Federico Guariglia, O Divino Sainete
La Commedia galega di Manuel Curros Enríquez
Galicia, a north-western region of Spain, is endowed with an illustrious but tormented literature in galego or Galician language. After the splendour of the Middle Ages, with the cantigas, the fortune of Galician artistic writing declined for about four centuries, until the blossoming of the Rexurdimento. The starting date of this cultural renaissance is 17th May 1863, with the publication of Cantares Gallegos by Rosalía De Castro. Alongside Rosalía, two other figures stand out to complete the triad of founding authors of the Galician Renaissance: Eduardo Pondal and Manuel Curros Enríquez. The present work offers, for the first time, the Italian translation and commentary of one of Curros' works, O divino Sainete (1888).

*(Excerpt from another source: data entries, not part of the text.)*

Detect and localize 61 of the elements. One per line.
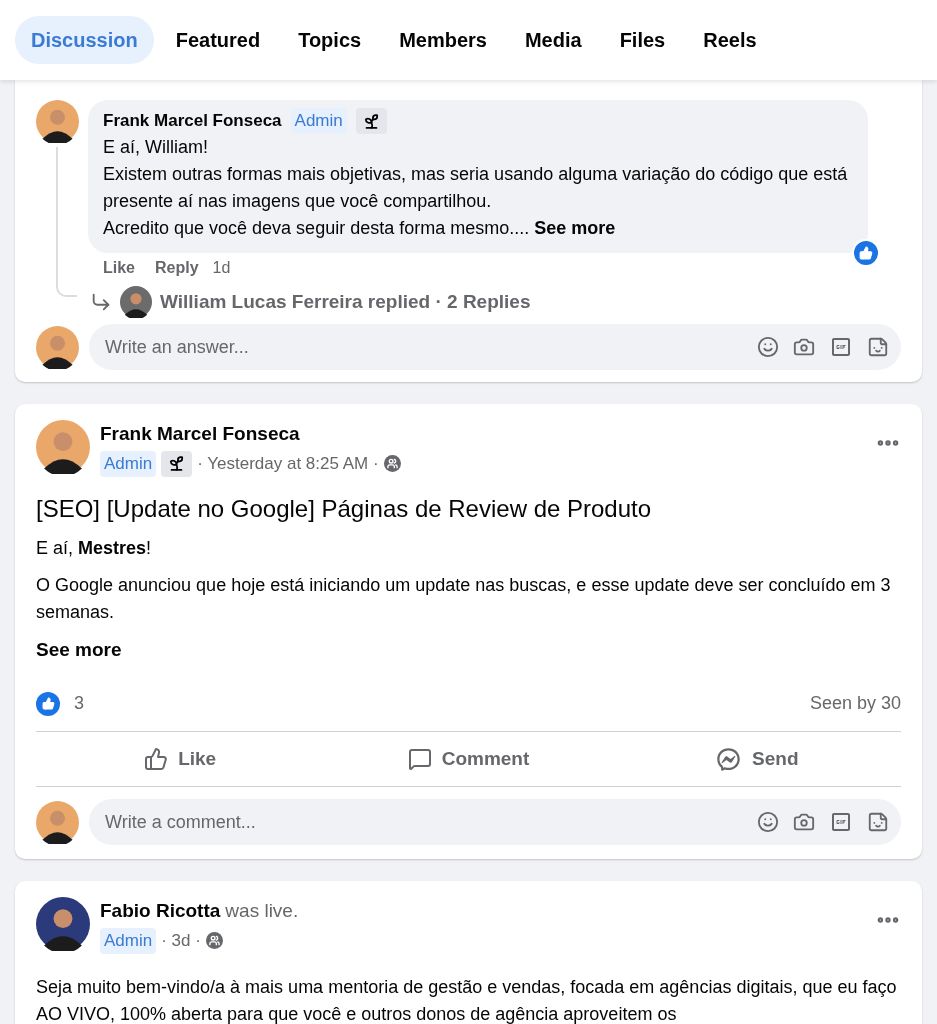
tab[interactable]: Members (383, 16, 503, 64)
comment-action-link[interactable]: Like (103, 256, 135, 280)
text-input[interactable]: Write an answer... (105, 333, 757, 361)
author-name[interactable]: Fabio Ricotta (100, 897, 221, 926)
comment-field[interactable]: Write an answer... (89, 324, 901, 370)
tab[interactable]: Files (603, 16, 682, 64)
comment-text: Existem outras formas mais objetivas, mas seria usando alguma variação do código que está presente aí nas imagens que você compartilhou. (103, 164, 848, 211)
admin-badge: Admin (290, 108, 347, 134)
reaction-count[interactable]: 3 (74, 690, 84, 717)
comment-field[interactable]: Write a comment... (89, 799, 901, 845)
see-more-link[interactable]: See more (36, 638, 122, 660)
author-name[interactable]: Frank Marcel Fonseca (100, 420, 300, 449)
post-text: O Google anunciou que hoje está iniciando um update nas buscas, e esse update deve ser concluído em 3 semanas. (36, 573, 892, 624)
camera-icon[interactable] (793, 336, 815, 358)
avatar (36, 897, 90, 951)
avatar (36, 100, 79, 143)
emoji-icon[interactable] (757, 336, 779, 358)
seen-count[interactable]: Seen by 30 (809, 690, 901, 717)
post-text: Seja muito bem-vindo/a à mais uma mentoria de gestão e vendas, focada em agências digitais, que eu faço AO VIVO, 100% aberta para que você e outros donos de agência aproveitem os (36, 975, 898, 1024)
comment-time[interactable]: 1d (212, 256, 231, 280)
tab[interactable]: Media (508, 16, 598, 64)
speech-bubble-icon (407, 747, 432, 771)
gif-icon[interactable] (829, 335, 853, 359)
post-status: was live. (225, 899, 299, 923)
camera-icon[interactable] (793, 811, 815, 833)
tab[interactable]: Discussion (15, 16, 154, 64)
post-action-button[interactable]: Send (612, 732, 901, 786)
tab[interactable]: Topics (282, 16, 378, 64)
sprout-icon (355, 108, 387, 134)
admin-badge: Admin (100, 450, 157, 477)
thumbs-up-icon (144, 747, 169, 771)
reply-arrow-icon (90, 291, 112, 313)
comment-text: Acredito que você deva seguir desta forma mesmo.... (103, 218, 530, 238)
sprout-icon (161, 450, 193, 477)
comment-action-link[interactable]: Reply (155, 256, 199, 280)
text-input[interactable]: Write a comment... (105, 808, 757, 836)
group-privacy-icon (383, 455, 401, 472)
sticker-icon[interactable] (867, 811, 889, 833)
see-more-link[interactable]: See more (534, 218, 616, 238)
avatar (120, 286, 152, 318)
tab[interactable]: Reels (687, 16, 773, 64)
avatar (36, 800, 79, 844)
like-reaction-icon (36, 691, 60, 716)
post-action-button[interactable]: Comment (324, 732, 613, 786)
emoji-icon[interactable] (757, 811, 779, 833)
author-name[interactable]: Frank Marcel Fonseca (103, 108, 282, 134)
gif-icon[interactable] (829, 810, 853, 834)
post-time[interactable]: · 3d · (161, 927, 201, 954)
replies-link[interactable]: William Lucas Ferreira replied · 2 Replies (160, 287, 531, 317)
post-time[interactable]: · Yesterday at 8:25 AM · (197, 450, 379, 477)
avatar (36, 420, 90, 474)
sticker-icon[interactable] (867, 336, 889, 358)
avatar (36, 325, 79, 369)
tab[interactable]: Featured (159, 16, 277, 64)
post-title: [SEO] [Update no Google] Páginas de Review de Produto (36, 493, 653, 524)
post-text: E aí, Mestres! (36, 536, 153, 560)
post-action-button[interactable]: Like (36, 732, 325, 786)
messenger-icon (715, 745, 743, 773)
admin-badge: Admin (100, 927, 157, 954)
group-privacy-icon (205, 932, 223, 949)
comment-text: E aí, William! (103, 137, 208, 157)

With a close connection to Italy, ODS is a pometto that develops some themes and motifs from Dante's Commedia. The author is afflicted by a spleen and travels from Madrid to Rome, to the Pope, Leo XIII, to recover from this malaise. The journey takes place on a train, whose carriages contain within them seven categories of sinners. Curros, accompanied by the soul of the Galician poet Francisco Añón, will cross the frightful carriage and finally arrive in Rome, after discussing History, Religion and Literature. The booklet provides a brief biographical background of Manuel Curros Enríquez and ODS, as well as a brief analysis of the relationship between the poem and Dante's Commedia (and the work of Emilia Pardo Bazán). Finally, the Italian translation allows direct access to the peculiar adventure of a Galician Comedy.
ISBN 978-83-966427-7-6
DOI 10.53248/sda642776
The editor
Federico Guariglia
Federico Guariglia is a research fellow at the Department of Foreign Languages and Literatures, University of Genoa. He has been a teacher of humanities (A012) at the ISIS della Bassa Friulana in Cervignano del Friuli (UD) since the school year 2022/2023. He obtained his doctorate and the title of doctor europaeus in 2021 at the University of Verona, where he now teaches 'Introduction to Romance Philology', and at EPHE-PSL, with a thesis on the Franco-Italian edition of the Gui de Nanteuil manuscript Venice, BnM, fr. Z X (=253). He has published scholarly contributions on Franco-Italian, with particular reference to the Gui de Nanteuil, the Huon d'Auvergne and the falconry works of Daniele da Cremona, on membra disiecta, including works on the Histoire Ancienne, the Libre de Vicis et de Vertutz and the Naturalis historia, and on the poetry of Ausiàs March. He has also worked on Anglo-Norman religious texts, such as the Trinubium Annae, la vie de saint Jehan Baptiste and the Livre de l'Eschiele Mahomet. He is part of the Erasmus + Pastille project and the PRIN FrIngE: The French in/of Italy: Code-Mixing in Medieval Europe.